— Сколько изволите, госпожа Хофер?
— Четыре четвертинки.
Я решила, что мне послышалось. Как это – четыре четвертинки? Однако матушка Анна привычно приняла от молодой девушки плату: восемь мелких куриных яиц, сушеная травка, которую она пересыпала в собственную тряпку, и горсть сушеных слив. Буханку покупателям она положила целую. Женщина между тем сочла нужным объяснить:
— Тереса с мужем к нам в гости наведались. А сегодня у сватьи именины. Так вот, чтобы не с пустыми руками… – она кивнула на корзину в руках служанки.
Самым поразительным было то, что никто из них не пытался со мной даже поговорить. Мужик, который был отцом прошлой Клэр, просто окинул равнодушным взглядом.
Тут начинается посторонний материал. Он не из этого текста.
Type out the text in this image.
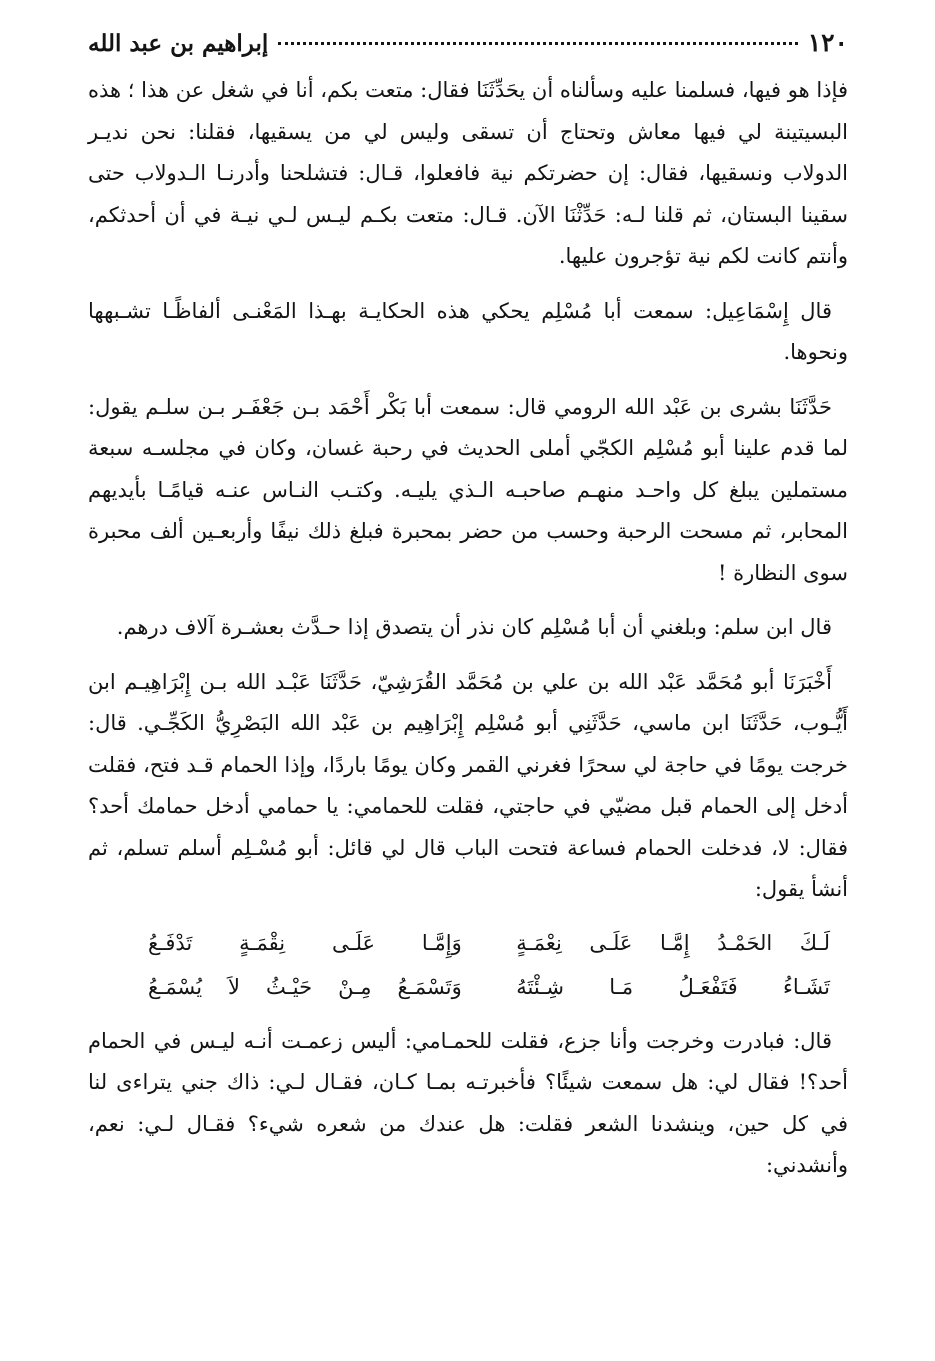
١٢٠
إبراهيم بن عبد الله

فإذا هو فيها، فسلمنا عليه وسألناه أن يحَدِّثَنَا فقال: متعت بكم، أنا في شغل عن هذا ؛ هذه البسيتينة لي فيها معاش وتحتاج أن تسقى وليس لي من يسقيها، فقلنا: نحن نديـر الدولاب ونسقيها، فقال: إن حضرتكم نية فافعلوا، قـال: فتشلحنا وأدرنـا الـدولاب حتى سقينا البستان، ثم قلنا لـه: حَدِّثْنَا الآن. قـال: متعت بكـم ليـس لـي نيـة في أن أحدثكم، وأنتم كانت لكم نية تؤجرون عليها.

قال إِسْمَاعِيل: سمعت أبا مُسْلِم يحكي هذه الحكايـة بهـذا المَعْنـى ألفاظًـا تشـبهها ونحوها.

حَدَّثَنَا بشرى بن عَبْد الله الرومي قال: سمعت أبا بَكْر أَحْمَد بـن جَعْفَـر بـن سلـم يقول: لما قدم علينا أبو مُسْلِم الكجّي أملى الحديث في رحبة غسان، وكان في مجلسـه سبعة مستملين يبلغ كل واحـد منهـم صاحبـه الـذي يليـه. وكتـب النـاس عنـه قيامًـا بأيديهم المحابر، ثم مسحت الرحبة وحسب من حضر بمحبرة فبلغ ذلك نيفًا وأربعـين ألف محبرة سوى النظارة !

قال ابن سلم: وبلغني أن أبا مُسْلِم كان نذر أن يتصدق إذا حـدَّث بعشـرة آلاف درهم.

أَخْبَرَنَا أبو مُحَمَّد عَبْد الله بن علي بن مُحَمَّد القُرَشِيّ، حَدَّثَنَا عَبْـد الله بـن إِبْرَاهِيـم ابن أَيُّـوب، حَدَّثَنَا ابن ماسي، حَدَّثَنِي أبو مُسْلِم إِبْرَاهِيم بن عَبْد الله البَصْرِيُّ الكَجِّـي. قال: خرجت يومًا في حاجة لي سحرًا فغرني القمر وكان يومًا باردًا، وإذا الحمام قـد فتح، فقلت أدخل إلى الحمام قبل مضيّي في حاجتي، فقلت للحمامي: يا حمامي أدخل حمامك أحد؟ فقال: لا، فدخلت الحمام فساعة فتحت الباب قال لي قائل: أبو مُسْـلِم أسلم تسلم، ثم أنشأ يقول:

لَـكَ الحَمْـدُ إِمَّـا عَلَـى نِعْمَـةٍ
وَإِمَّـا عَلَـى نِقْمَـةٍ تَدْفَـعُ
تَشَـاءُ فَتَفْعَـلُ مَـا شِـئْتَهُ
وَتَسْمَـعُ مِـنْ حَيْـثُ لاَ يُسْمَـعُ

قال: فبادرت وخرجت وأنا جزع، فقلت للحمـامي: أليس زعمـت أنـه ليـس في الحمام أحد؟! فقال لي: هل سمعت شيئًا؟ فأخبرتـه بمـا كـان، فقـال لـي: ذاك جني يتراءى لنا في كل حين، وينشدنا الشعر فقلت: هل عندك من شعره شيء؟ فقـال لـي: نعم، وأنشدني:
Женщина, которая была матерью, старалась выглядеть презентабельнее в глазах монашки. И только девица, симпатичная и чернявая, окинула меня недобрым взглядом. Буханку отдали служанке, которая уложила ее в большую корзину рядом с яйцами и куском выглядывающего из заскорузлой тряпки соленого сала. Женщина-мать, неловко потоптавшись у прилавка, вздохнула, перекрестила меня и, так ни о чем и не спросив, двинулась за мужем куда-то в сторону.
Встреча вызвала у меня очень смешанные эмоции. Первоначальный страх перетек в откровенную растерянность. Они не жалели меня, не злились, а просто отнеслись, как к чужому, малознакомому человеку. Подождав, пока уймется сердцебиение и я смогу ровно дышать, тихонько спросила сестру Анну:
— А чего это они так? Как к чужой…
— Так ты, милая, теперь чужая и есть. Тереска вон, видишь, с мужем к ним приехала, почет оказала, к сватам на обед приглашение на обед привезла. А ты в баронский дом войдешь. Думаешь, баронесса твоя станет их на обеды приглашать? Они для нее голытьба, хоть и благородные. Ты, девонька, теперь отрезанный ломоть…
Больше я вопросов сестре Анне не задавала. Но нужно признать, что равнодушие семьи к судьбе Клэр меня потрясло. Покупателей становилось все меньше. Я сидела на месте возчика в телеге и думала: «Семейка, в которой я буду жить, она ведь, похоже, еще хуже. Если я забеременею и ребенка рожу, в такой обстановке его нормально не вырастить будет…».
Теперь все мои мысли сводились к тому, что мне нужно как можно больше узнать о внешнем мире и постараться сбежать. Выяснить, как безопаснее всего путешествовать. Раздобыть где-то документы, а для начала понять, есть ли они тут вообще. Найти средства на первое время. Я даже с интересом посмотрела на церковную кружку. Однако поняла, что те несколько монеток, что бросили в течение дня в коробку, меня точно не спасут.
В общем-то, итогом так напугавшей меня в начале встречи с семьей, было только усилившееся чувство тревоги и безнадежности. К концу торгового дня на телеге осталось штук шесть буханок хлеба. Однако Анна была довольна:
— Это славно сегодня расторговались! А остатний хлеб в печи просушим, и к весне сестрам сухарики будут. Чай, не пропадет добро. Да и осталось сегодня совсем чуть. Давай собираться, милая. Так ноги отекли у меня, аж жуть.
Мальчишкам, которые привели коня и помогли, сестра Анна выдала четыре яичка и чуть заветренную уже четвертушку хлеба.
***
С этого дня сидение в монастыре стало мне еще тяжелее. Однако хватило ума понять: если настоятельница заметит, что прогулки мой аппетит не увеличивают, то меня лишат и этого. Потому после ужина я сходила в трапезную и стащила оттуда миску. В неё я и стала перекладывать часть своей порции каши для сестры Броны. Хлеб я весь отдавала ей. Помня от том, какими руками месят это тесто, я не могла заставить себя взять в рот хоть кусочек.
Несколько дней сидения в швейной мастерской закончились тем, что порция сестры Броны начала увеличиваться каждый вечер. Я просто не могла впихивать в себя еду. Может быть, это и вызвало бы новый конфликт, но перед выходными ночью вновь пришла сестра Анна и забрала меня в пекарню.
Еженедельные визиты в город и разговоры с людьми были моей единственной отдушиной. По крайней мере, к середине лета я уже довольно бойко торговала сама, помня, кому и сколько нужно отрезать хлеба. Точно зная, каких семян можно взять горсть, а каких не меньше трех. С легкостью отличая свежие яйца от старых.
Сестра Анна, для которой моя помощь в торговле оказалась весьма весома, по ночам со вздохом говорила:
— Ложись-ка ты спать, девонька. Закваску я и без тебя поставлю, да и формы набьем сами. А уж утром, как хлеба грузить, я тебя и разбужу.